Tiny boxes the size of matchbooks are stacked on their sides and tied together with rubber bands. There is no writing anywhere on them. I pick up a bundle, surprised that it's heavier than it looks, like a block of cheese. I shake it and hear what sounds like broken pieces of candy inside. Something hard like peanut brittle. I fight the urge to open one, to taste the sharp candied slivers. Something makes me bring it to my nose and sniff. All I can smell is the gummy newness of the rubber bands and a sharp scent like rubbing alcohol.

“Luz, what the fuck? Put that away.” Cristo runs into the room and kicks the pizza box closed. I scoot backward on the carpeted floor, dropping the bundle.

“Gimme that,” he says, snatching it off the carpet. “I could get my ass kicked if something was missing.” He inspects the bundle.

I move closer to him, looking over his shoulder. “What is it anyway?”

“Don't ask stupid questions,” he says. From how he's acting, I can tell he doesn't know what it is either. “It ain't your business, that's what it is.” He opens the pizza box and neatly
places the bundle back inside. He checks the rest of the bundles before closing the box.

“Is it yours?”

“Course not.”

He smells his fingers. I want to ask if he recognizes the smell but I don't.

“Then how'd it get here?”

“I brought it here, but it ain't mine. I'm just making a delivery.”

“You think it's smart to deliver something if you don't know what it is?”

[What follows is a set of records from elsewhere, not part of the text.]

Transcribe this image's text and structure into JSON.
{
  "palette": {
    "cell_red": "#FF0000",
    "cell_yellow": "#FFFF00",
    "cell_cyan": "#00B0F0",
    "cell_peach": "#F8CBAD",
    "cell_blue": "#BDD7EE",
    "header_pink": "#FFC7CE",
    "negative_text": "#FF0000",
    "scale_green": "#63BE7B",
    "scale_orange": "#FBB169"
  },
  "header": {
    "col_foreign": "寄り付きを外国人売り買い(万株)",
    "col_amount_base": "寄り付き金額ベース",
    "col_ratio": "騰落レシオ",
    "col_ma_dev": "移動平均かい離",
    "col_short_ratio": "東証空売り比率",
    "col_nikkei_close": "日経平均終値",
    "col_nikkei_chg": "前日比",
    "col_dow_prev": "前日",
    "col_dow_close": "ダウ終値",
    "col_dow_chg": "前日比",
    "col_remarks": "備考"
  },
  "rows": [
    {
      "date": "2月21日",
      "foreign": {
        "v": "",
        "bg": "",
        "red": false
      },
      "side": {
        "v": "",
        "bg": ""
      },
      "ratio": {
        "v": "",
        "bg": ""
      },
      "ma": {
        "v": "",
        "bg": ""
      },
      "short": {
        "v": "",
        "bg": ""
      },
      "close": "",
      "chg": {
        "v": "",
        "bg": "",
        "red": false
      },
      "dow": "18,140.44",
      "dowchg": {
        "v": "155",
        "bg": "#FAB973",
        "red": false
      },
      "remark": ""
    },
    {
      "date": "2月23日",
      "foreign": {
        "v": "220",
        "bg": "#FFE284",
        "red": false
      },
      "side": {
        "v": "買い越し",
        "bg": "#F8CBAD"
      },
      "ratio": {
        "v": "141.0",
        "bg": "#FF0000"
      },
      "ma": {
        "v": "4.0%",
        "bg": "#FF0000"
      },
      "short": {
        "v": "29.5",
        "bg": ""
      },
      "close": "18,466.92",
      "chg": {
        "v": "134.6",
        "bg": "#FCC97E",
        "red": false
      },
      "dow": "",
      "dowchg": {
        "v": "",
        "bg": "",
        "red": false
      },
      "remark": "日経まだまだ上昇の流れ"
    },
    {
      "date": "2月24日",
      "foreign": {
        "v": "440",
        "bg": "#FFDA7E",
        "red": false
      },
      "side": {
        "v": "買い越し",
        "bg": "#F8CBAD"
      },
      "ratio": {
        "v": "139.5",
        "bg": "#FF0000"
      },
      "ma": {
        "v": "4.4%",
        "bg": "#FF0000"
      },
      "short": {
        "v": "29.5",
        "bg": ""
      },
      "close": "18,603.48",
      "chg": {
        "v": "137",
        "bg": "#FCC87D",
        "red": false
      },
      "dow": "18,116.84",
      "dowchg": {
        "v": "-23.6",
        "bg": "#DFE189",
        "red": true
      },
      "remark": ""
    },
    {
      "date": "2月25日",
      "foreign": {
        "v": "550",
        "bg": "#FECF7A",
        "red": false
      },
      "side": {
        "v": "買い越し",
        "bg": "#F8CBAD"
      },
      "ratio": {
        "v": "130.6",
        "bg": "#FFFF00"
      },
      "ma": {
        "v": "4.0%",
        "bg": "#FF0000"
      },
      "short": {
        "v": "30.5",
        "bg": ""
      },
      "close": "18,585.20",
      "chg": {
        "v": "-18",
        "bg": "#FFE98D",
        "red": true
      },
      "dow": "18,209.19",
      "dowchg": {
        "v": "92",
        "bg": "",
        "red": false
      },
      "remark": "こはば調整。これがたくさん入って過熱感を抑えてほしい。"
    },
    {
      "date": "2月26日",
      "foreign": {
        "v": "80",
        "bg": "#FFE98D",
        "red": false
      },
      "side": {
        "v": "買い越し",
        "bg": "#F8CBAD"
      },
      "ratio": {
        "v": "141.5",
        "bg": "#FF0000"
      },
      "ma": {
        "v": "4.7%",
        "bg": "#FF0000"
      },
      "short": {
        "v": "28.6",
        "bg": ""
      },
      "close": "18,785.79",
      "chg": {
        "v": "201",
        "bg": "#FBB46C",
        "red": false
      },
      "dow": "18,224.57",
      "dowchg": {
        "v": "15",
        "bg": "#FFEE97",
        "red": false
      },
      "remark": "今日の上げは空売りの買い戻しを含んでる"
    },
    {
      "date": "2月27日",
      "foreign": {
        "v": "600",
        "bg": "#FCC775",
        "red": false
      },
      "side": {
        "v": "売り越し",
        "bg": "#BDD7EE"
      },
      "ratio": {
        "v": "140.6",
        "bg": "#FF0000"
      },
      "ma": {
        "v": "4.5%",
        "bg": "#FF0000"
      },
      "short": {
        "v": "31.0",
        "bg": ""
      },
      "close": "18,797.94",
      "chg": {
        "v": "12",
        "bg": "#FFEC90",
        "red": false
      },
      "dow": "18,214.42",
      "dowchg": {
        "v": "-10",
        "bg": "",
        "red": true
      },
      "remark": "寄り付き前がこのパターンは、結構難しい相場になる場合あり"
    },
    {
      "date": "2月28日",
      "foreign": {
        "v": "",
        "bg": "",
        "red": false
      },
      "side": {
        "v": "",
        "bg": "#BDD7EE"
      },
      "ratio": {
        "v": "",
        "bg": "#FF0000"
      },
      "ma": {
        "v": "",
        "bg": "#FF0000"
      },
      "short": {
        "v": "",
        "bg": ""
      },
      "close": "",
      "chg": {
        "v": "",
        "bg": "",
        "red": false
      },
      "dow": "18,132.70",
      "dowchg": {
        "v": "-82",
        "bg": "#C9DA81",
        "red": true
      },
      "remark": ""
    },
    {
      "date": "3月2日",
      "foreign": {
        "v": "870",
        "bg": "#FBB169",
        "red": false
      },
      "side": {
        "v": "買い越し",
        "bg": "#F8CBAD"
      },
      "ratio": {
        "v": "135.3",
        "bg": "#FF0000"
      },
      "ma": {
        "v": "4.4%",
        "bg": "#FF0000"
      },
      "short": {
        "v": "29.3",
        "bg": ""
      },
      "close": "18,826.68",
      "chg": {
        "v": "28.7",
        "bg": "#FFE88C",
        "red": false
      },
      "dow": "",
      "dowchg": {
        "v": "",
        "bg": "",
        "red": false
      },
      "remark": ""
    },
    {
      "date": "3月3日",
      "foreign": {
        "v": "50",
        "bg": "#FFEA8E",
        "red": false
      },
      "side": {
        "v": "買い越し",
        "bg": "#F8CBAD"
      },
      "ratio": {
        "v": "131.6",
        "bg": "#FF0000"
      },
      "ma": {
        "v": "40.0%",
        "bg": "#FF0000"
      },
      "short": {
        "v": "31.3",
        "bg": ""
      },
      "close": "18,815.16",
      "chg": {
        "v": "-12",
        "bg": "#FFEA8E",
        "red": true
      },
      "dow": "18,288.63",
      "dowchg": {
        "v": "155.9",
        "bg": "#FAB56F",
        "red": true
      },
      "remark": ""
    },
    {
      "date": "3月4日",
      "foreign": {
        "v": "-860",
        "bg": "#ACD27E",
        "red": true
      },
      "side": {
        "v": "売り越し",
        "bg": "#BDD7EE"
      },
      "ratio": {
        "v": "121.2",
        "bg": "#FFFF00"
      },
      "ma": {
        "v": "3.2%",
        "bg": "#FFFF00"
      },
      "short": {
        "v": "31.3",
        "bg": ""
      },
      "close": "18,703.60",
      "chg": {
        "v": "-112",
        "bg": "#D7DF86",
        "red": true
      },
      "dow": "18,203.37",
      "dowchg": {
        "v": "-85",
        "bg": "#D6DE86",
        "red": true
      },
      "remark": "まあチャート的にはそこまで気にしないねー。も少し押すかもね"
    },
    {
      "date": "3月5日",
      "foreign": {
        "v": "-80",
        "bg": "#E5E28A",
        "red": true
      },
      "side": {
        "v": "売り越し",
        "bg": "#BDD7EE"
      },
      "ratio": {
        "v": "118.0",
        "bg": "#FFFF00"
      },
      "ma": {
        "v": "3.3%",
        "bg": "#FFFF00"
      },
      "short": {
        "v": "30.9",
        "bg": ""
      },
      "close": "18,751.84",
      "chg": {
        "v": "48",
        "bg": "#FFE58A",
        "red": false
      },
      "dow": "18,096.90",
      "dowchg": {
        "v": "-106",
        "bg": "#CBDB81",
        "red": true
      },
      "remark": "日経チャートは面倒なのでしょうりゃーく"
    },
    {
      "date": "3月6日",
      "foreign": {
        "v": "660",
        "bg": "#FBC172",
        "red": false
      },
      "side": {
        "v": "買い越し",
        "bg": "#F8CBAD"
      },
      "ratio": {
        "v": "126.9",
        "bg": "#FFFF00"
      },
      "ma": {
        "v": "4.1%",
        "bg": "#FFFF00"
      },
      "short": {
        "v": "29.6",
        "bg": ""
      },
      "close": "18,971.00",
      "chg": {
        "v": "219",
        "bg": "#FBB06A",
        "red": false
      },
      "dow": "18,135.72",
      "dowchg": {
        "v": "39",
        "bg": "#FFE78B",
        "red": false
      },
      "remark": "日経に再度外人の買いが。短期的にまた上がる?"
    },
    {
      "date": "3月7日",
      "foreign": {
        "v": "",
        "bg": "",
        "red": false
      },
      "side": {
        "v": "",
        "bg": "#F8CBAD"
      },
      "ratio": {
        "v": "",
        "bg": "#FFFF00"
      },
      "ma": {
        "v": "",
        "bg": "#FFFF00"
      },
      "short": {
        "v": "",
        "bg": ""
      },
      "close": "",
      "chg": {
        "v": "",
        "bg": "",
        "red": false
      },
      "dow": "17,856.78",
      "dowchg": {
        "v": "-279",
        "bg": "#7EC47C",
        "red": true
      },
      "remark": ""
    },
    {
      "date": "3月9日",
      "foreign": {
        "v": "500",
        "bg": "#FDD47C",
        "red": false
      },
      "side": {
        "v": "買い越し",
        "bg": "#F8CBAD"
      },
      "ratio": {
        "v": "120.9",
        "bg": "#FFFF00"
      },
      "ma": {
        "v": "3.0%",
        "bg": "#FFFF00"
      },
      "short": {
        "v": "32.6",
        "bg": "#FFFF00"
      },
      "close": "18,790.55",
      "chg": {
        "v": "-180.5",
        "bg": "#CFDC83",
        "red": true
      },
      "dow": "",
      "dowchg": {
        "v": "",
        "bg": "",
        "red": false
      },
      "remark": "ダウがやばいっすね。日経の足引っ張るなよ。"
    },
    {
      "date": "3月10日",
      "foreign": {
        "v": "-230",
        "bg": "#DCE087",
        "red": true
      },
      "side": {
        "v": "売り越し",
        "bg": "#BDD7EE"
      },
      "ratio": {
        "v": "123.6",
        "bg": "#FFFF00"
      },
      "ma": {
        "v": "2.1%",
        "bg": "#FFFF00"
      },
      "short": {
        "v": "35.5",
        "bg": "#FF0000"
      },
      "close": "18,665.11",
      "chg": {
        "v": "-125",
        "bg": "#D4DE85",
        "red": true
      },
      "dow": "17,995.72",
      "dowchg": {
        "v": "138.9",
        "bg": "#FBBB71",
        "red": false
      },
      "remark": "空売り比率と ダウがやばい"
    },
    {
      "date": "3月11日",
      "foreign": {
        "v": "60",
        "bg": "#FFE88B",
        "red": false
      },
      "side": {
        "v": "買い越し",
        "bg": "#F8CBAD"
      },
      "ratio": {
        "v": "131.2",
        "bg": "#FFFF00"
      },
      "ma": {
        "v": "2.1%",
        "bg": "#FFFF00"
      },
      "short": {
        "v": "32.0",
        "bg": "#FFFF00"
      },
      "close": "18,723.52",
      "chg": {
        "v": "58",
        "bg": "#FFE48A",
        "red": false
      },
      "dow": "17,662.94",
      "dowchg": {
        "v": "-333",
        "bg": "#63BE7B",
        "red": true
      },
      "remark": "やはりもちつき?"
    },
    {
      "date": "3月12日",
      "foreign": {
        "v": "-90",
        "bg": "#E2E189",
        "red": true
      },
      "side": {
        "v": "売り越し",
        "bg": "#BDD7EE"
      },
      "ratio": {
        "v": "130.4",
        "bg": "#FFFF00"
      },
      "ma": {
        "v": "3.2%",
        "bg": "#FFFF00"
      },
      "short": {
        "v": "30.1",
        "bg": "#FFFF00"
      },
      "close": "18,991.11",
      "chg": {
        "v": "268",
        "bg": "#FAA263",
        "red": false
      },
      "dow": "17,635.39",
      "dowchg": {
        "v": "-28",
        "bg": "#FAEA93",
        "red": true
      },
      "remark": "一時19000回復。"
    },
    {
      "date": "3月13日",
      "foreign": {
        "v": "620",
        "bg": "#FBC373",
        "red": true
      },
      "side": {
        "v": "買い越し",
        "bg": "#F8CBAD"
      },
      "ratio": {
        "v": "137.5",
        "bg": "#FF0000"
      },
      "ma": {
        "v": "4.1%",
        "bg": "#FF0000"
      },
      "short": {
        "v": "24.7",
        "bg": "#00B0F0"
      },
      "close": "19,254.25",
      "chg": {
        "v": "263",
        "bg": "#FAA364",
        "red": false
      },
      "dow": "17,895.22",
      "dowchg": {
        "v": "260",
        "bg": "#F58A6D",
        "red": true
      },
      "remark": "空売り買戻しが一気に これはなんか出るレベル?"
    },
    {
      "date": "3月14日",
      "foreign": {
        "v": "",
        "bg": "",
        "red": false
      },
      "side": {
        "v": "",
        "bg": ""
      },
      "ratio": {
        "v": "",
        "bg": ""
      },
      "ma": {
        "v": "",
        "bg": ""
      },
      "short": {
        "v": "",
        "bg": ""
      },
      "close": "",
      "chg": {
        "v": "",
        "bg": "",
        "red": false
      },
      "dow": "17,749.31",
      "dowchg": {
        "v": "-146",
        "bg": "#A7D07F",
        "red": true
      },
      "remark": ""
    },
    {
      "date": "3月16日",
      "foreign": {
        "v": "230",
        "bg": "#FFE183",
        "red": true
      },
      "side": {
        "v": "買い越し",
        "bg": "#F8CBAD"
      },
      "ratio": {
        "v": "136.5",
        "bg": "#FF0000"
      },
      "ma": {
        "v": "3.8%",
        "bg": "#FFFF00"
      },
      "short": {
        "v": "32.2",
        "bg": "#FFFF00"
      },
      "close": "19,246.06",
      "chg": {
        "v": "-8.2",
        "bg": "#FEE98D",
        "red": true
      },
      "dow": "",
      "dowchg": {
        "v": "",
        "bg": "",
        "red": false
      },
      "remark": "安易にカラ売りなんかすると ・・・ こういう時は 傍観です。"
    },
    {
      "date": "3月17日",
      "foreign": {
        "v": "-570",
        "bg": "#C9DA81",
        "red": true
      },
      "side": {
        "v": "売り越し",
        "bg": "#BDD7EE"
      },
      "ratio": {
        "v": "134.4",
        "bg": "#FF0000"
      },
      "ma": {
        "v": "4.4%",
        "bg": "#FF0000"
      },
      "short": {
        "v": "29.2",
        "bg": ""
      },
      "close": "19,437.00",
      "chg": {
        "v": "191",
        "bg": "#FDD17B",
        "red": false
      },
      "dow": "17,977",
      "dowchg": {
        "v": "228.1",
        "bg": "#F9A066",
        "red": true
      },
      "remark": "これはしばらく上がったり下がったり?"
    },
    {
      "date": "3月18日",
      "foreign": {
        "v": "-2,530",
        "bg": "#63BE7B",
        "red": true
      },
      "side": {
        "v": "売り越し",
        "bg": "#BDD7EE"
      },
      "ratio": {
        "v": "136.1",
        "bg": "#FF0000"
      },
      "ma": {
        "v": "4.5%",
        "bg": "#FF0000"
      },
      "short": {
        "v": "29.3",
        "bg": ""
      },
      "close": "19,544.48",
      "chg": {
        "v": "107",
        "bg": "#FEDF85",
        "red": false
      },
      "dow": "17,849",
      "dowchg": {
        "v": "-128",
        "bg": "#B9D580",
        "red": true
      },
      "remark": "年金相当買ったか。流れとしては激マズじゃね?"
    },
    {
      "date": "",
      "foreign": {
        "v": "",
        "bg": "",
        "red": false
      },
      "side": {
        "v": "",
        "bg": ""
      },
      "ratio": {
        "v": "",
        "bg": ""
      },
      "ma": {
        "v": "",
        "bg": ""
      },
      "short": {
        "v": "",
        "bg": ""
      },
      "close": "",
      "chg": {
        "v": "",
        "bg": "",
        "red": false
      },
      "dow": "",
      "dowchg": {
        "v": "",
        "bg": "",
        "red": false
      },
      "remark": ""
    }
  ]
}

“I think it's a lot smarter than asking too many questions.” He stands up, holding the pizza box out in front of his body like he doesn't want it to touch him.

“Where you going?”

“I just told you. I gotta make a delivery.”

“It's almost midnight.”

“So?” He puts the pizza box on the couch and sits down to pull on his sneakers.

“Can't you do it in the morning?”

“We got school in the morning.”

“That's what I'm saying, you should go to sleep.”

He looks at me. “Okay, Mom.”

“I'm serious.”

He zips another sweatshirt over the one he's already wearing and grabs his hat off the carpet. “It's a job, Luz. The guy needs it tonight. Why do you suddenly care so much?”

“I care when Snowman has you delivering pizza boxes in the middle of the night. You could get mugged by some drunk college kids.”

“Ha ha.” He pinches me on the cheek. “Good one,
chuleta
. But I never said this was for him.”

He smiles, like he's proud of himself for keeping a secret from me.

“How many jobs you got?” I ask.

“A few.”

“That's not an answer.”

He exhales. “I don't work regular for this guy, just whenever
he gets a late-night delivery. His old lady won't let him out after second shift.”

“This guy got a name?”

He shrugs. “He's somebody Snowman knows.”

“So, what, like Frosty?”

He flashes that smile again. “You got a lotta jokes tonight.” He pulls his hat low over his face, almost covering his eyes. “His name's Charley.”

“Where you going for this Charley?”

He pulls up his hood, adding an extra layer of protection. “Not sure.”

“Don't lie. You know something.”

He stands up. “The Laundromat, okay? Jesus.”

“Which one?”

“On Manton.”

“Who you meeting?”

He bites the edge of his lip and won't look at me. He rubs his eyes. “Christ, Luz.”

I try to act casual, but I feel my belly start to bubble from nerves. I would never say it out loud, but I'm suddenly scared for my brother. “Consider it insurance. I won't have to say anything unless you go missing.”

“Stop being so dramatic.”

“Not a word, I promise.” I hold out my little finger. “Pinkie swear.” We haven't done one in years, but I figure I might win points for nostalgia.

He grabs my pinkie with his and we shake on it. “Some guy named Jimmy,” he finally says, reaching for the pizza box.